The portrait of the friend Casaubon sets out to rescue may explain why the novel sold 600,000 copies in the first couple of months in Italy. Bilbo is 15 years older than Casaubon. He's rooted in war-torn Italy. He's also haunted by failure, a singular inability to seize the main chance. His pathetic but lyrical adoration of a tough Italian beauty who sometimes thinks she's Sophia—wisdom—]incarnate, helps bind these pages together. In the end, Bilbo learns the wisdom of saying “no.”

The heart of this book's mystery is not the plot but why human beings tend to invent plots when they could just live day by day. The human mind loves to make comparisons and draw analogies.

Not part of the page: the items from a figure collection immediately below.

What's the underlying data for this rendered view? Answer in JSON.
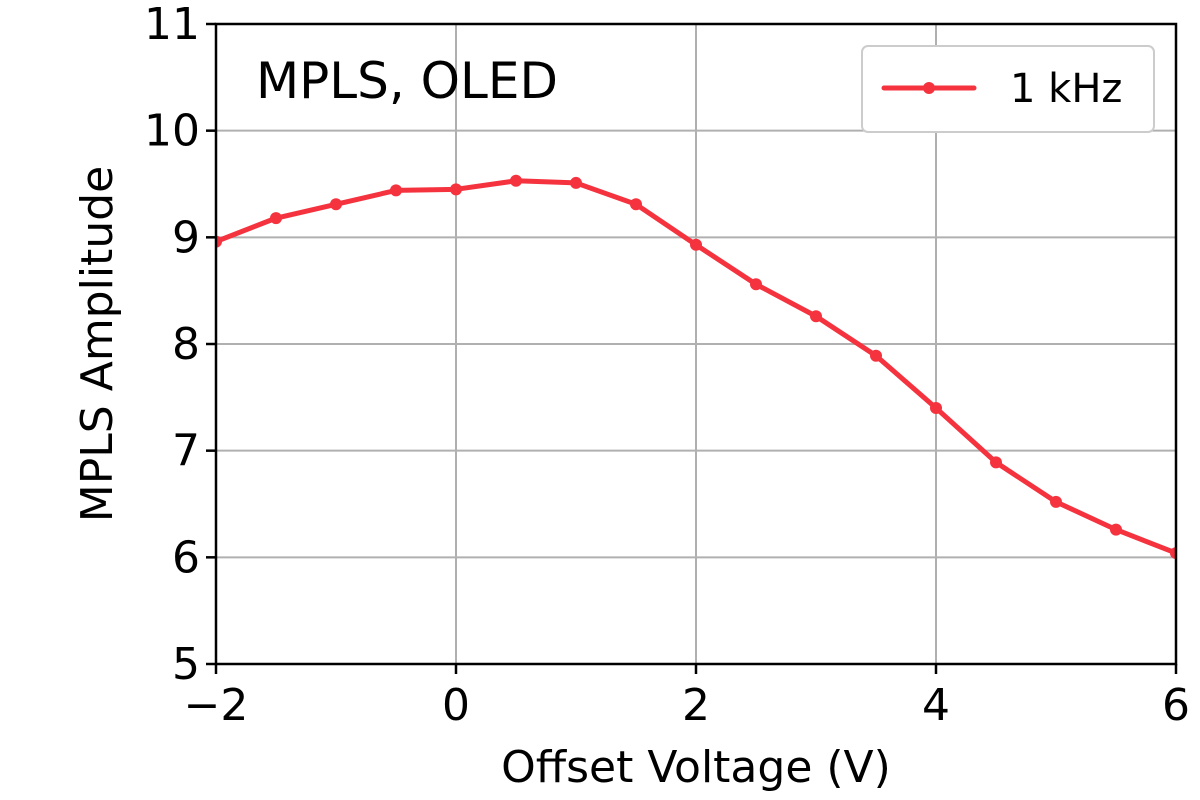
{
  "chart_data": {
    "type": "line",
    "title": "",
    "annotation": "MPLS, OLED",
    "xlabel": "Offset Voltage (V)",
    "ylabel": "MPLS Amplitude",
    "xlim": [
      -2,
      6
    ],
    "ylim": [
      5,
      11
    ],
    "xticks": [
      -2,
      0,
      2,
      4,
      6
    ],
    "xtick_labels": [
      "−2",
      "0",
      "2",
      "4",
      "6"
    ],
    "yticks": [
      5,
      6,
      7,
      8,
      9,
      10,
      11
    ],
    "ytick_labels": [
      "5",
      "6",
      "7",
      "8",
      "9",
      "10",
      "11"
    ],
    "grid": true,
    "legend_position": "top-right",
    "series": [
      {
        "name": "1 kHz",
        "color": "#f5333f",
        "marker": "circle",
        "x": [
          -2,
          -1.5,
          -1,
          -0.5,
          0,
          0.5,
          1,
          1.5,
          2,
          2.5,
          3,
          3.5,
          4,
          4.5,
          5,
          5.5,
          6
        ],
        "y": [
          8.96,
          9.18,
          9.31,
          9.44,
          9.45,
          9.53,
          9.51,
          9.31,
          8.93,
          8.56,
          8.26,
          7.89,
          7.4,
          6.89,
          6.52,
          6.26,
          6.04
        ]
      }
    ]
  }
}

A major comparison controls most of the detail of this book: the modern world is in many ways like the early Middle Ages. “A splendid epoch,” Eco's narrator says early in the book, “a time dazzled by ecstasies and peopled with presences, emanations, demons, and angelic hosts.” Recall that some of the widely followed “wisemen” of our times, from Timothy Leary to Aldous Huxley, held some strange beliefs and generally flirted with ideas that the orthodox consider heretical.

As Eco notes, his “splendid epoch” of hodgepodge paganism yielded to the iron law and iron fist of the church.

In any event, reading Eco one starts to hear echoes. The title, for example, refers to the pendulum one sees in science museums, the long cord that swings in an arc determined by the rotation of the earth. The pendulum suggests that there's a point outside one can depend on. The pendulum plays a grisly role in the wild and scary final scene.

The title also refers to another Foucault, a modern historian who has denied the objectivity of fact, who thinks history is myth. But this Foucault is never mentioned in the book. Or is there an occult resemblance between the scientist and the historian?

The point is not to answer such questions but to not be too stuffy to explore them. Eco is in control. True, the novel can seem as interminable as a medieval romance, and, like his model Sam Spade, our hero is an incorrigible romantic. A faithful friend to Bilbo, he can't quite live up to the responsibilities of fatherhood.

He's also no match for “them,” who, plan or no plan, are still on his trail at novel's end. But the book has a point. Its wisdom is contained in a two-sided coin: the courage to say “no” (to occult resemblances, to romantic notions) on one side, and, on the other, the capacity to seize the occasion, live life to the hilt.

That these impulses may check each other and tongue-tie the would-be wiseman is also reflected in the curious reticences and careful shaping of what often seems like a very wordy book. Satire or salad bar, Foucault's Pendulum is a salubrious feast of words and ideas.